You're making it sound like the C language has changed - it hasn't. I think this operation has been undefined in C as long as Linux has existed. They should not have written that code in the first place - it was never correct.
1) you have rightly pointed out all the authors of the Linux kernel are total idiots who don't understand C.
2) It turns out writing a kernel isn't possible in pure C, and the kernel requires some carefully designed and considered methods of accessing all of raw memory, in various unusual ways.
> It turns out writing a kernel isn't possible in pure C
This one is the case. Writing a kernel is not possible in pure C. I'm asking - given this, why are they trying to do that? Write the parts which aren't expressible in C using assembly, where they can get the semantics they want.
The reason is that by restricting yourself to gcc and clang, and agreeing how to define some undefined parts of C with those compiler authors, the amount of assembly you need drops massively, which is particularly useful when you are trying to support as many architectures as Linux.
While technically this means your kernel is "gcc c" rather than "true c", this doesn't cause a practical problem. I know gcc, clang and visual studio's c++ standard libraries require a flat address space and 8 bit bytes, for example, but I've never seen anyone bothered by this.
And what would this change, if authors are working off of the GCC-C files? If you're after a system by which you don't need GCC to run Linux, you may be interested in a concept known as "binaries" which sounds remarkably close to what you're trying to invent here
They're not working off the C files. They're using the assembly files when performing the actual compilation going forward; using GCC is just a bootstrap to get the necessary assembly churned out quickly.

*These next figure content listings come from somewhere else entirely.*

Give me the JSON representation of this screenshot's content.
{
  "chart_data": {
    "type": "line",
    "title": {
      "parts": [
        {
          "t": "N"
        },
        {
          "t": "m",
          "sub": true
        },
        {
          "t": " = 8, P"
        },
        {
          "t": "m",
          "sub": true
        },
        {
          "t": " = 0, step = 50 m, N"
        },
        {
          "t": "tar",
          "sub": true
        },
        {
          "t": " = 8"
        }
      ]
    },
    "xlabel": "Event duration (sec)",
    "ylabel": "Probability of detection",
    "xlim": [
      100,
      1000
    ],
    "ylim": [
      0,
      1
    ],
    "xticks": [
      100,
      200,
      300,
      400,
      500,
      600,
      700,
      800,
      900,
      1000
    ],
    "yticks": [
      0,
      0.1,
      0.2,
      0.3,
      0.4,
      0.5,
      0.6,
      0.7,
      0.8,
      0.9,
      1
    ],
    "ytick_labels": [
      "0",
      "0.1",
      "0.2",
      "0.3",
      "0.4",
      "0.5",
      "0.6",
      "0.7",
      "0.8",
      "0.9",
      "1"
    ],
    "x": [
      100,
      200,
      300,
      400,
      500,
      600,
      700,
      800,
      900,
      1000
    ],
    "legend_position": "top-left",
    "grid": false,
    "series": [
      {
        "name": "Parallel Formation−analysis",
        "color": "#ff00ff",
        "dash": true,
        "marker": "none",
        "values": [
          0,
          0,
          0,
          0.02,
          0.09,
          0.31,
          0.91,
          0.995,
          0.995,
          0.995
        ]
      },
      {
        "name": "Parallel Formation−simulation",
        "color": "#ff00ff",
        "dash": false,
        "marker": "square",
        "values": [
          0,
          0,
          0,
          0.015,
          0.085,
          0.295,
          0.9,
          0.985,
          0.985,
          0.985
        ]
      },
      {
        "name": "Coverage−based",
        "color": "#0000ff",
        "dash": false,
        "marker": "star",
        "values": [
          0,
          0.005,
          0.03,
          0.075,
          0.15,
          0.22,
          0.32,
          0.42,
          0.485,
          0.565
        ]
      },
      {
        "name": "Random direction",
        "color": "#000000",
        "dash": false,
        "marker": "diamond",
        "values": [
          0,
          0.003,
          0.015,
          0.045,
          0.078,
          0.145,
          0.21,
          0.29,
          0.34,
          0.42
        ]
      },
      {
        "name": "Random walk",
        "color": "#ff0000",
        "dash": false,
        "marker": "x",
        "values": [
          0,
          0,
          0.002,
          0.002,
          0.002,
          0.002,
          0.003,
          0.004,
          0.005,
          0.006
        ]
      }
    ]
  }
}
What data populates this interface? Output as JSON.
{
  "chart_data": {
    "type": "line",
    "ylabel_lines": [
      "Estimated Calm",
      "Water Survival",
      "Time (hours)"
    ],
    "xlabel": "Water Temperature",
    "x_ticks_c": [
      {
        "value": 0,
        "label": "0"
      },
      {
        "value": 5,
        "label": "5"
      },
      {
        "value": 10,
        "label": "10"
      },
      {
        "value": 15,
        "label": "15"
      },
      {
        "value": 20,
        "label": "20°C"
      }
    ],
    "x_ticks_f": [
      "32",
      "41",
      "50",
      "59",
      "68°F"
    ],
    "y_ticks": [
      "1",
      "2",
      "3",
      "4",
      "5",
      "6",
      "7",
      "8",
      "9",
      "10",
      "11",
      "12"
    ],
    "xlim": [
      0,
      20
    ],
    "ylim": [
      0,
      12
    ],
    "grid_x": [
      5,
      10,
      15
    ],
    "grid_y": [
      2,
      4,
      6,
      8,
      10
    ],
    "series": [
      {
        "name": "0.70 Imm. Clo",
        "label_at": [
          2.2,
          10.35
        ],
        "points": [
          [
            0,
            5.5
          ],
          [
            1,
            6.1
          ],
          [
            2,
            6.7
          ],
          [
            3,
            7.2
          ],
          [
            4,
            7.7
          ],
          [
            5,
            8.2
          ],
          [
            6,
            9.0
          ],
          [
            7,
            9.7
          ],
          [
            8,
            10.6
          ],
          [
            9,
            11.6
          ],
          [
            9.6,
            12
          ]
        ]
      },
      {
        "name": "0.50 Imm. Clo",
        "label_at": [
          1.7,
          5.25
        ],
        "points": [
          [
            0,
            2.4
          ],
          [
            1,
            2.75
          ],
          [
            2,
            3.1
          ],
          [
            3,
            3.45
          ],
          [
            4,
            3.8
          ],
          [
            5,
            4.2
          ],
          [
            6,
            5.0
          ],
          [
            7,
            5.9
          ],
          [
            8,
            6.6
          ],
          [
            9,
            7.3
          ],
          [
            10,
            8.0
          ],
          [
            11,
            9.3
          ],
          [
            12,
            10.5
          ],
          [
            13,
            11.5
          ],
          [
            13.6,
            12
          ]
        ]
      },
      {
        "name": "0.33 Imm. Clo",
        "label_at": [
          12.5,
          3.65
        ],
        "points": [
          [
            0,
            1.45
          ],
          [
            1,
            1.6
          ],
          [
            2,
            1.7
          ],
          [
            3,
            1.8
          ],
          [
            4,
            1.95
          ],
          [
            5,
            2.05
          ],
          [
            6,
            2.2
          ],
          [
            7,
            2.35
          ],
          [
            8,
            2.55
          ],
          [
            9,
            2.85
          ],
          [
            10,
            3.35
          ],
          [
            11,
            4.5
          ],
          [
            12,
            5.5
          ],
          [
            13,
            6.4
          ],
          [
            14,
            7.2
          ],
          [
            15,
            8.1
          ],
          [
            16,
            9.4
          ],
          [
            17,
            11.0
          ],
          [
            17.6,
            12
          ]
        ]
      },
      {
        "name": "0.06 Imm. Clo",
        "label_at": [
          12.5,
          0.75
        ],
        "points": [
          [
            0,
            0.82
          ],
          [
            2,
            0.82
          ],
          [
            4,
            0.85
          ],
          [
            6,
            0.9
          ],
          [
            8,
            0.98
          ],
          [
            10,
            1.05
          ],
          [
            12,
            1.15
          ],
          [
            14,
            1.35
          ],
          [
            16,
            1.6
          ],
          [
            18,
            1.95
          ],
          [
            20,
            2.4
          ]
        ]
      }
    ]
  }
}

But.. there C files has changed hundreds of times, for tens of architectures, over tens of years. Who is going to want to edit 20 (or more) assembly files when a change is made? How do you add a new architecture? Do you have to keep the C files up to date and somehow check the different assembly files don't drift out of sync?
Instead we could just mark some files as "These C files have to be run with GCC versions X to Y", problem solved. Then why not just compile everything with those versions of GCC?
> Instead we could just mark some files as "These C files have to be run with GCC versions X to Y", problem solved.
Is it solved? You'd still have to check the generated assembly of the entire file after every change you make, to make sure it didn't have some knock-on effect that optimised something differently, even if you kept the version of the compiler the same.
And is GCC deterministic? I don't know - do you? Did you know it has a flag `-frandom-seed`?
The idea there is that gcc provides various intrinsic pseudo-functions and features that you can write kernel in "whatever gcc accepts as GNU C" dialect. Last time I looked the only linux platform that had significant assembler objects in kernel was IA-64. And this approach is very common in Unix world, with memory-mapped HW registers represented by C structs and so on (and in fact ability to do this is often cited as reason for various C++ mis-features)
[Edit: I am almost sure that the only part of Linux on i386 and amd64 that is written in assembly is the bootloader stub at the beginning of "Linux kernel image" file format. And it is somewhat funny and relevant that this part depends on abusing gas to generate 16bit code]
> this approach is very common in Unix world, with memory-mapped HW registers represented by C structs and so on
The "correct" way to do this is to write the bare minimum assembly needed to present this view to a programmer in C (so there's no need to worry about undefined behavior), then write standards compliant code from there. Writing all this code in C is just papering over the fact that what you're doing is architecture-specific and should be treated as such.
That is exactly my approach to this issue (and at least gcc seems to be clever enough to mostly optimize the abstraction layer away). On the other hand you will see the direct approach with structs directly mapping to hardware, questionable uses of volatile to make the thing actually work and so on very often in various production code.
It's not that they don't understand C, it's that they willfully ignore the C standard and have enough clout that compilers capitulate with flags to support their slightly modified but not quite C. And so yes, you cannot write a kernel in pure C.
Do you really not grok the difference between writing platform-independent code and writing the platform itself? You don't write for an abstract machine as specified by the standard, you're writing for a very concrete real-world machine in order to implement a part of that abstract machine. Indeed, that's exactly what C was created for in the first place, for writing an OS in something else than assembly!
They maybe should not have written code in C at all, since the language that you need hire a lawyer for is not a viable option. But everyone hoped that with a given team they could create something that both will meet requirements and be future-proof. While what they did was not really legal, it is not practical to make it not work anymore. If they did it right way, Linux would not exist, see? Lawyers don’t build anything.
Maybe they shouldn't have, but there was no realistic alternative. At the time, C compilers weren't as "smart" and the sort of trickery they're doing was a perfectly reasonable thing to try in C.
Today, if you were starting a kernel project from scratch, I'd think Rust would deserve a good, hard look.
That GCC may break your program in the future is one of the ways that people get locked into specific versions.